Most businesses replaced MPLS with the more cost-effective and flexible option, SD-WAN technology.
SASE vs SD-WAN
Both SASE and SD-WAN solutions are designed to administer Wide Area Networks (WAN) to increase security and improve overall networking.
WAN is necessary for remote and branch location workers that want to connect to the main network of the company, the internet, or cloud-based applications.
The main shortcoming of SD-WAN is that it prioritizes networking over security. Therefore, some of the SD-WAN solutions will have integrated security, and others won’t. SASE, on the other hand, focuses on both.
SASE is much more suitable for larger enterprises or businesses that need flexibility in their infrastructure as they scale. Also, it’s integral for companies that have remote workers who connect to the company’s network from their homes.
To sum up, both SD-WAN and SASE are:
- Compatible with versatile cloud environments and WAN connections — SD-WAN is also available in physical form
- Designed to improve networking and security — SD-WAN puts more of an emphasis on networking
However, SASE is the answer to a major limitation of SD-WAN, technology that is not equipped to keep pace with the ever-increasing security needs of companies today.
Since it’s cloud-based and available as a service, SASE can be scaled with the growing needs of a company.
Is SASE a Strong SD-WAN Alternative?
SASE is more suitable for modern businesses whose infrastructure grows in complexity every year.
For instance, those are organizations that have been adding new cloud technology to their premises, creating branches in several new locations all over the world, and employing new workers worldwide.
As a business grows with cloud technology, security has to scale with the increased number of remote employees and added cloud environments.

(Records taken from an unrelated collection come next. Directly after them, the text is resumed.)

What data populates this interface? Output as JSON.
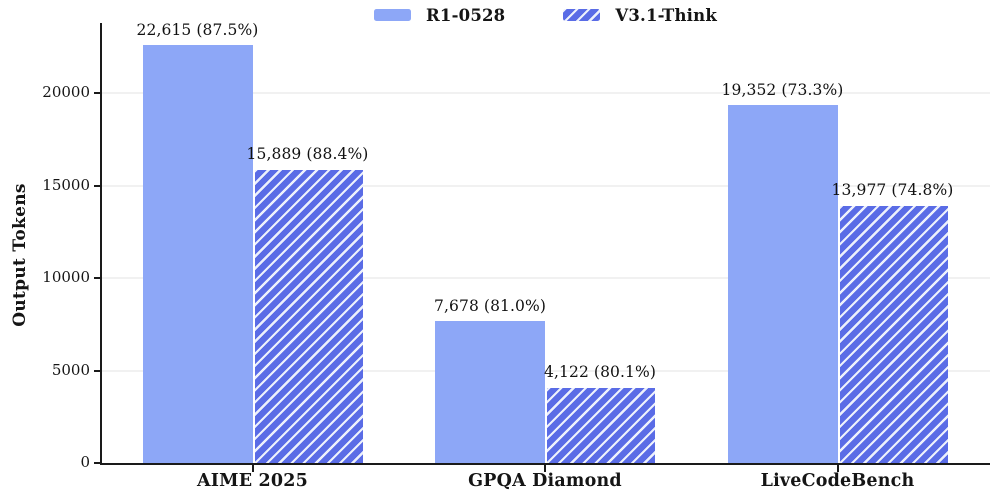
{
  "chart_data": {
    "type": "bar",
    "title": "",
    "xlabel": "",
    "ylabel": "Output Tokens",
    "categories": [
      "AIME 2025",
      "GPQA Diamond",
      "LiveCodeBench"
    ],
    "series": [
      {
        "name": "R1-0528",
        "values": [
          22615,
          7678,
          19352
        ],
        "data_labels": [
          "22,615 (87.5%)",
          "7,678 (81.0%)",
          "19,352 (73.3%)"
        ],
        "color": "#8da7f7",
        "pattern": "solid"
      },
      {
        "name": "V3.1-Think",
        "values": [
          15889,
          4122,
          13977
        ],
        "data_labels": [
          "15,889 (88.4%)",
          "4,122 (80.1%)",
          "13,977 (74.8%)"
        ],
        "color": "#5a6ce6",
        "pattern": "diagonal-hatch",
        "hatch_color": "#edf1fc"
      }
    ],
    "ytick_labels": [
      "0",
      "5000",
      "10000",
      "15000",
      "20000"
    ],
    "yticks": [
      0,
      5000,
      10000,
      15000,
      20000
    ],
    "ylim": [
      0,
      23800
    ],
    "grid": "horizontal",
    "legend_position": "top-center",
    "axis_color": "#1a1a1a",
    "gridline_color": "#f1f1f1"
  }
}
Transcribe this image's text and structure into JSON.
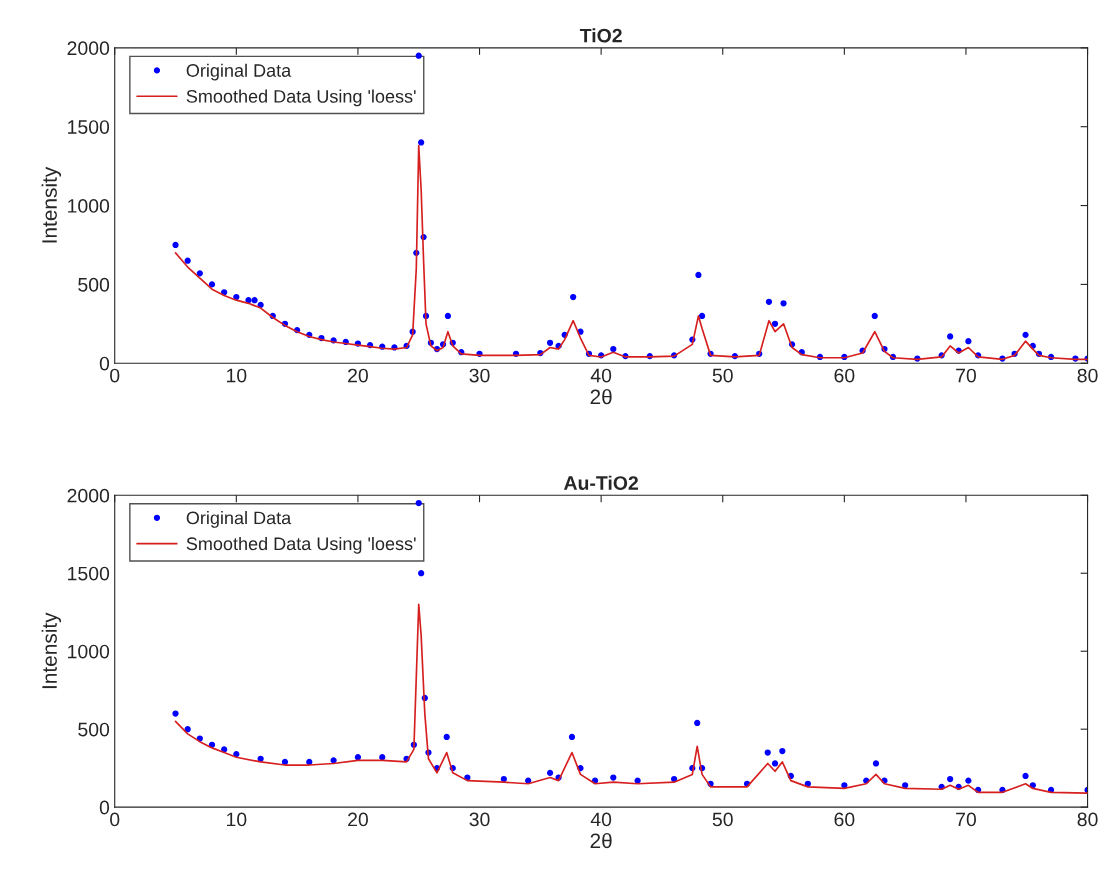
{
  "chart_data": [
    {
      "type": "scatter",
      "title": "TiO2",
      "xlabel": "2θ",
      "ylabel": "Intensity",
      "xlim": [
        0,
        80
      ],
      "ylim": [
        0,
        2000
      ],
      "xticks": [
        0,
        10,
        20,
        30,
        40,
        50,
        60,
        70,
        80
      ],
      "yticks": [
        0,
        500,
        1000,
        1500,
        2000
      ],
      "legend": "top left",
      "grid": false,
      "series": [
        {
          "name": "Original Data",
          "marker": "circle",
          "color": "#0000ff",
          "x": [
            5,
            6,
            7,
            8,
            9,
            10,
            11,
            11.5,
            12,
            13,
            14,
            15,
            16,
            17,
            18,
            19,
            20,
            21,
            22,
            23,
            24,
            24.5,
            24.8,
            25.0,
            25.2,
            25.4,
            25.6,
            26,
            26.5,
            27,
            27.4,
            27.8,
            28.5,
            30,
            33,
            35,
            35.8,
            36.5,
            37,
            37.7,
            38.3,
            39,
            40,
            41,
            42,
            44,
            46,
            47.5,
            48.0,
            48.3,
            49,
            51,
            53,
            53.8,
            54.3,
            55,
            55.7,
            56.5,
            58,
            60,
            61.5,
            62.5,
            63.3,
            64,
            66,
            68,
            68.7,
            69.4,
            70.2,
            71,
            73,
            74,
            74.9,
            75.5,
            76,
            77,
            79,
            80
          ],
          "values": [
            750,
            650,
            570,
            500,
            450,
            420,
            400,
            400,
            370,
            300,
            250,
            210,
            180,
            160,
            145,
            135,
            125,
            115,
            105,
            100,
            110,
            200,
            700,
            1950,
            1400,
            800,
            300,
            130,
            90,
            120,
            300,
            130,
            70,
            60,
            60,
            65,
            130,
            110,
            180,
            420,
            200,
            60,
            50,
            90,
            45,
            45,
            50,
            150,
            560,
            300,
            60,
            45,
            60,
            390,
            250,
            380,
            120,
            70,
            40,
            40,
            80,
            300,
            90,
            40,
            30,
            50,
            170,
            80,
            140,
            50,
            30,
            60,
            180,
            110,
            60,
            40,
            30,
            30
          ]
        },
        {
          "name": "Smoothed Data Using 'loess'",
          "type": "line",
          "marker": "none",
          "line_style": "solid",
          "color": "#d62020",
          "x": [
            5,
            6,
            7,
            8,
            9,
            10,
            11,
            12,
            13,
            14,
            15,
            16,
            17,
            18,
            19,
            20,
            21,
            22,
            23,
            24,
            24.5,
            24.8,
            25.0,
            25.2,
            25.4,
            25.6,
            26,
            26.5,
            27,
            27.4,
            27.8,
            28.5,
            30,
            33,
            35,
            35.8,
            36.5,
            37,
            37.7,
            38.3,
            39,
            40,
            41,
            42,
            44,
            46,
            47.5,
            48.0,
            48.3,
            49,
            51,
            53,
            53.8,
            54.3,
            55,
            55.7,
            56.5,
            58,
            60,
            61.5,
            62.5,
            63.3,
            64,
            66,
            68,
            68.7,
            69.4,
            70.2,
            71,
            73,
            74,
            74.9,
            75.5,
            76,
            77,
            79,
            80
          ],
          "values": [
            700,
            610,
            540,
            470,
            430,
            400,
            380,
            350,
            290,
            240,
            200,
            170,
            150,
            135,
            125,
            115,
            105,
            95,
            90,
            100,
            180,
            600,
            1380,
            1100,
            650,
            250,
            110,
            80,
            100,
            200,
            110,
            60,
            50,
            50,
            55,
            100,
            90,
            150,
            270,
            160,
            50,
            40,
            70,
            40,
            40,
            45,
            120,
            300,
            220,
            50,
            40,
            50,
            270,
            200,
            250,
            100,
            55,
            35,
            35,
            65,
            200,
            75,
            35,
            25,
            40,
            110,
            65,
            100,
            40,
            25,
            50,
            140,
            90,
            50,
            35,
            25,
            25
          ]
        }
      ]
    },
    {
      "type": "scatter",
      "title": "Au-TiO2",
      "xlabel": "2θ",
      "ylabel": "Intensity",
      "xlim": [
        0,
        80
      ],
      "ylim": [
        0,
        2000
      ],
      "xticks": [
        0,
        10,
        20,
        30,
        40,
        50,
        60,
        70,
        80
      ],
      "yticks": [
        0,
        500,
        1000,
        1500,
        2000
      ],
      "legend": "top left",
      "grid": false,
      "series": [
        {
          "name": "Original Data",
          "marker": "circle",
          "color": "#0000ff",
          "x": [
            5,
            6,
            7,
            8,
            9,
            10,
            12,
            14,
            16,
            18,
            20,
            22,
            24,
            24.6,
            25.0,
            25.2,
            25.5,
            25.8,
            26.5,
            27.3,
            27.8,
            29,
            32,
            34,
            35.8,
            36.5,
            37.6,
            38.3,
            39.5,
            41,
            43,
            46,
            47.5,
            47.9,
            48.3,
            49,
            52,
            53.7,
            54.3,
            54.9,
            55.6,
            57,
            60,
            61.8,
            62.6,
            63.3,
            65,
            68,
            68.7,
            69.4,
            70.2,
            71,
            73,
            74.9,
            75.5,
            77,
            80
          ],
          "values": [
            600,
            500,
            440,
            400,
            370,
            340,
            310,
            290,
            290,
            300,
            320,
            320,
            310,
            400,
            1950,
            1500,
            700,
            350,
            250,
            450,
            250,
            190,
            180,
            170,
            220,
            190,
            450,
            250,
            170,
            190,
            170,
            180,
            250,
            540,
            250,
            150,
            150,
            350,
            280,
            360,
            200,
            150,
            140,
            170,
            280,
            170,
            140,
            130,
            180,
            130,
            170,
            110,
            110,
            200,
            140,
            110,
            110
          ]
        },
        {
          "name": "Smoothed Data Using 'loess'",
          "type": "line",
          "marker": "none",
          "line_style": "solid",
          "color": "#d62020",
          "x": [
            5,
            6,
            7,
            8,
            9,
            10,
            12,
            14,
            16,
            18,
            20,
            22,
            24,
            24.6,
            25.0,
            25.2,
            25.5,
            25.8,
            26.5,
            27.3,
            27.8,
            29,
            32,
            34,
            35.8,
            36.5,
            37.6,
            38.3,
            39.5,
            41,
            43,
            46,
            47.5,
            47.9,
            48.3,
            49,
            52,
            53.7,
            54.3,
            54.9,
            55.6,
            57,
            60,
            61.8,
            62.6,
            63.3,
            65,
            68,
            68.7,
            69.4,
            70.2,
            71,
            73,
            74.9,
            75.5,
            77,
            80
          ],
          "values": [
            550,
            470,
            420,
            380,
            350,
            320,
            290,
            270,
            270,
            280,
            300,
            300,
            290,
            370,
            1300,
            1100,
            600,
            310,
            220,
            350,
            220,
            170,
            160,
            150,
            190,
            170,
            350,
            210,
            150,
            160,
            150,
            160,
            210,
            390,
            210,
            130,
            130,
            280,
            230,
            290,
            170,
            130,
            120,
            150,
            210,
            150,
            120,
            115,
            140,
            115,
            140,
            95,
            95,
            150,
            120,
            95,
            90
          ]
        }
      ]
    }
  ]
}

Which solution is more suitable for you depends on the type of business and the infrastructure within which you do work.
SD-WAN wasn’t designed for complex multi-cloud environments and has limited security options.
SASE was built with both flexibility of security and improving the performance of the network in mind. The platform is better equipped to solve the security pain points that businesses face today.